Chapter 15 Graham Patch Repair
INTRODUCTION
The surgical management of peptic ulcer disease (PUD) has changed dramatically since the 1970s primarily owing to the advancement of medical therapy. With the introduction and widespread use of histamine-2 (H2)–receptor blockers, proton pump inhibitors, and effective treatment of Helicobacter pylori (H. pylori), classic acid-reducing procedures are rarely performed.1 Despite these pharmacologic advances, however, the incidence of perforated duodenal ulcer has changed little. Therefore, a much larger proportion of surgery for PUD is emergent.2,3 In addition to presenting emergently, the typical patient with perforated PUD (PPUD) is 50 to 60 years of age4,5 with comorbid disease and limited physiologic reserve. Therefore, the general surgeon must be adept at identifying which of these patients require surgery and how to perform the necessary procedure(s) and must be familiar with the pitfalls associated with taking care of such patients. This chapter discusses repair of duodenal and juxtapyloric ulcers and excludes other more proximal or distal ulcers.
Perforated duodenal ulcer disease (DUD) is associated with a 2% to 10% mortality rate, with septicemia being the most common cause of death.6–8 Preoperative shock, perforation for greater than 24 hours prior to surgical intervention, and concurrent significant illness have consistently been shown to be predictive of mortality, and the presence of all three risk factors carries a near 100% mortality.7,9–11 Furthermore, some investigators have found that the amount and type of fluid in the abdomen and the patient’s preoperative nutritional status may also be predictive of mortality.8 Given that up to 50% of perforated ulcers seal by the time of operation,12 the challenge is to identify which patients require emergent operation to control the source of sepsis versus those patients that can be treated nonoperatively, thereby avoiding the additional morbidity of a laparotomy.
Omental patch or Graham patch closure of perforated duodenal ulcers was first described in 1929 by Cellen-Jones13 and by Graham in 1937.14 In its original description, a tongue of omentum is held in place over the perforation with suture.

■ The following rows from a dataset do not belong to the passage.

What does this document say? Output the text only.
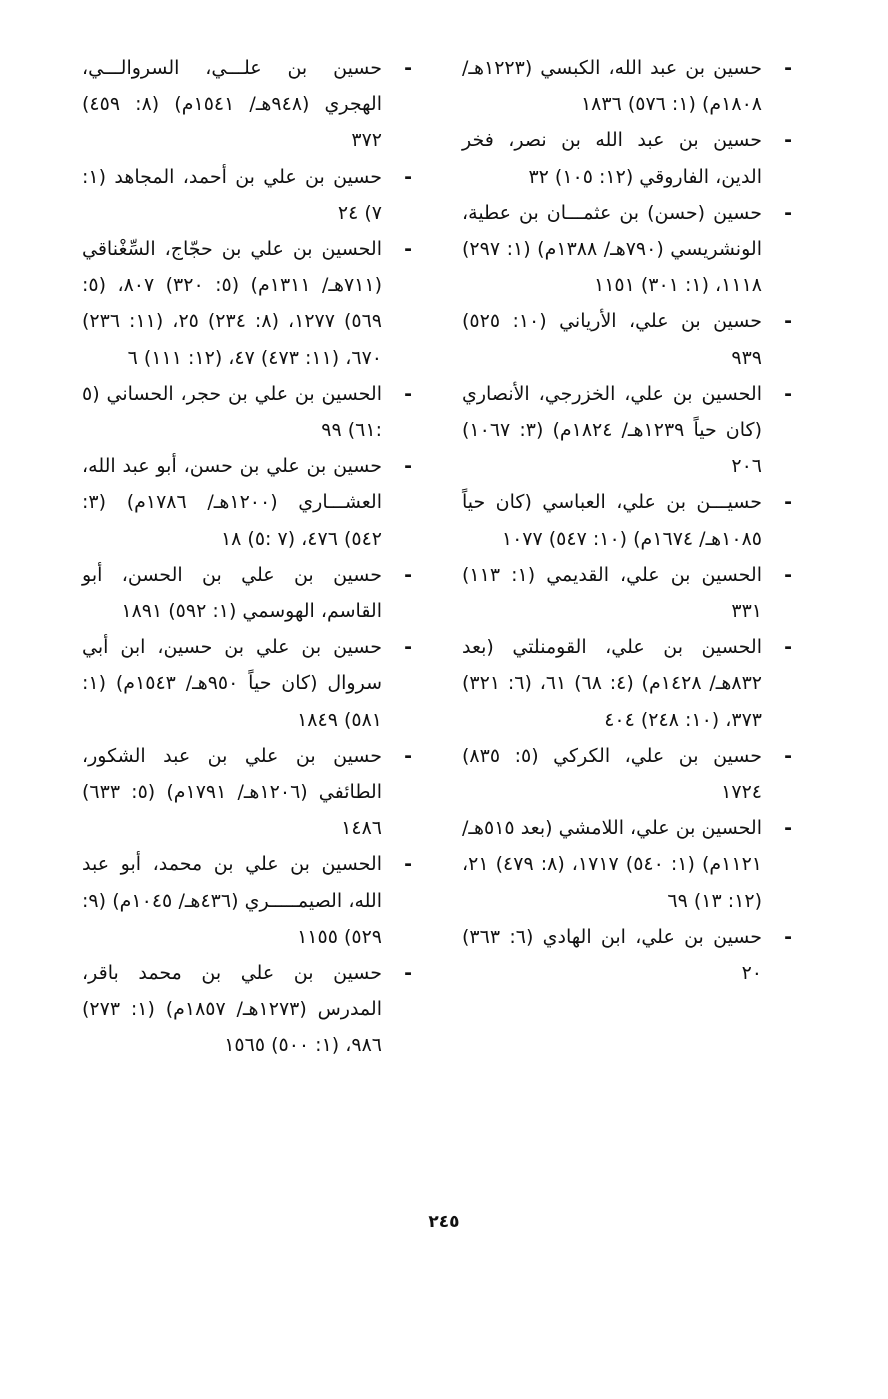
- حسين بن عبد الله، الكبسي (١٢٢٣هـ/ ١٨٠٨م) (١: ٥٧٦) ١٨٣٦

- حسين بن عبد الله بن نصر، فخر الدين، الفاروقي (١٢: ١٠٥) ٣٢

- حسين (حسن) بن عثمـــان بن عطية، الونشريسي (٧٩٠هـ/ ١٣٨٨م) (١: ٢٩٧) ١١١٨، (١: ٣٠١) ١١٥١

- حسين بن علي، الأرياني (١٠: ٥٢٥) ٩٣٩

- الحسين بن علي، الخزرجي، الأنصاري (كان حياً ١٢٣٩هـ/ ١٨٢٤م) (٣: ١٠٦٧) ٢٠٦

- حسيـــن بن علي، العباسي (كان حياً ١٠٨٥هـ/ ١٦٧٤م) (١٠: ٥٤٧) ١٠٧٧

- الحسين بن علي، القديمي (١: ١١٣) ٣٣١

- الحسين بن علي، القومنلتي (بعد ٨٣٢هـ/ ١٤٢٨م) (٤: ٦٨) ٦١، (٦: ٣٢١) ٣٧٣، (١٠: ٢٤٨) ٤٠٤

- حسين بن علي، الكركي (٥: ٨٣٥) ١٧٢٤

- الحسين بن علي، اللامشي (بعد ٥١٥هـ/ ١١٢١م) (١: ٥٤٠) ١٧١٧، (٨: ٤٧٩) ٢١، (١٢: ١٣) ٦٩

- حسين بن علي، ابن الهادي (٦: ٣٦٣) ٢٠

- حسين بن علـــي، السروالـــي، الهجري (٩٤٨هـ/ ١٥٤١م) (٨: ٤٥٩) ٣٧٢

- حسين بن علي بن أحمد، المجاهد (١: ٧) ٢٤

- الحسين بن علي بن حجّاج، السِّغْناقي (٧١١هـ/ ١٣١١م) (٥: ٣٢٠) ٨٠٧، (٥: ٥٦٩) ١٢٧٧، (٨: ٢٣٤) ٢٥، (١١: ٢٣٦) ٦٧٠، (١١: ٤٧٣) ٤٧، (١٢: ١١١) ٦

- الحسين بن علي بن حجر، الحساني (٥ :٦١) ٩٩

- حسين بن علي بن حسن، أبو عبد الله، العشـــاري (١٢٠٠هـ/ ١٧٨٦م) (٣: ٥٤٢) ٤٧٦، (٧ :٥) ١٨

- حسين بن علي بن الحسن، أبو القاسم، الهوسمي (١: ٥٩٢) ١٨٩١

- حسين بن علي بن حسين، ابن أبي سروال (كان حياً ٩٥٠هـ/ ١٥٤٣م) (١: ٥٨١) ١٨٤٩

- حسين بن علي بن عبد الشكور، الطائفي (١٢٠٦هـ/ ١٧٩١م) (٥: ٦٣٣) ١٤٨٦

- الحسين بن علي بن محمد، أبو عبد الله، الصيمـــــري (٤٣٦هـ/ ١٠٤٥م) (٩: ٥٢٩) ١١٥٥

- حسين بن علي بن محمد باقر، المدرس (١٢٧٣هـ/ ١٨٥٧م) (١: ٢٧٣) ٩٨٦، (١: ٥٠٠) ١٥٦٥

٢٤٥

More recently, this technique has been performed using a laparoscopic approach. Although multiple reports have documented the safety of laparoscopic repair, no good studies demonstrate the superiority of this approach.10,15–20 Overall, these reports suggest that there is very little difference in outcome between patients undergoing laparoscopic or those having an open approach if the surgeon has advanced laparoscopic training and experience. The postoperative ileus, pain, wound infection rate, and hospital stay are very similar, and any differences noted may be due to bias in the trial design. As such, the decision to proceed laparoscopically should be made based on the surgeon’s experience and comfort with one modality versus the other.
Nonoperative treatment for PPUD can be instituted in very specific circumstances (Box 15-1) and includes antibiotics, treatment for H. pylori, and nasogastric decompression.12,16,21,22 A contrast study is essential to confirm that the perforation has sealed because the physical examination is unreliable for this determination. Assuming that the perforation has, in fact, sealed, this group of patients has an expected mortality rate of 35% to 50% owing to the delay in presentation or severity of comorbid illness(es).23 Of note, patients whose symptoms and physiologic status do not improve within 12 hours of the institution of nonoperative therapy require surgery.12
Box 15-1 Indications for Nonoperative Treatment
From Donovan AJ, Berne TV, Donovan JA. Perforated duodenal ulcer: an alternative therapeutic plan. Arch Surg 1998;133:1166–1171; Jamieson GG. Current status of indications for surgery in peptic ulcer disease. World J Surg 2000;24:256–258; Berne T, Donovan A. Nonoperative treatment of perforated duodenal ulcer. Arch Surg 1989;124:830–832; and Taylor H. Peptic ulcer perforation treated without operation. Lancet 1946;2:441–444.
KEY STEPS14,17,23
OPERATIVE PROCEDURE
Midline Incision
Injury to Visceral Organs
A standard laparotomy incision beginning just caudad to the xyphoid and ending several centimeters above the umbilicus is most often used. A transverse incision can also be used based on the patient’s previous surgical history or surgeon preference. Many, though not all, studies suggest that transverse incisions may be associated with a lower postoperative hernia rate.24–26 Complications related to midline incision and fascial closure are discussed separately in Section I, Chapter 5, Anesthesia for the Surgeon.
Trocar Insertion Injuries (Laparoscopic Approach)
Trocar placement varies based on surgeon preference and experience. One approach utilizes a Hassan trocar in the infraumbilical position, an 11-mm trocar in the left midclavicular line approximately just above the level of the umbilicus, and a 5-mm trocar in the right midclavicular line just above the umbilicus. Complications of trocar insertion are discussed separately in Section I, Chapter 7.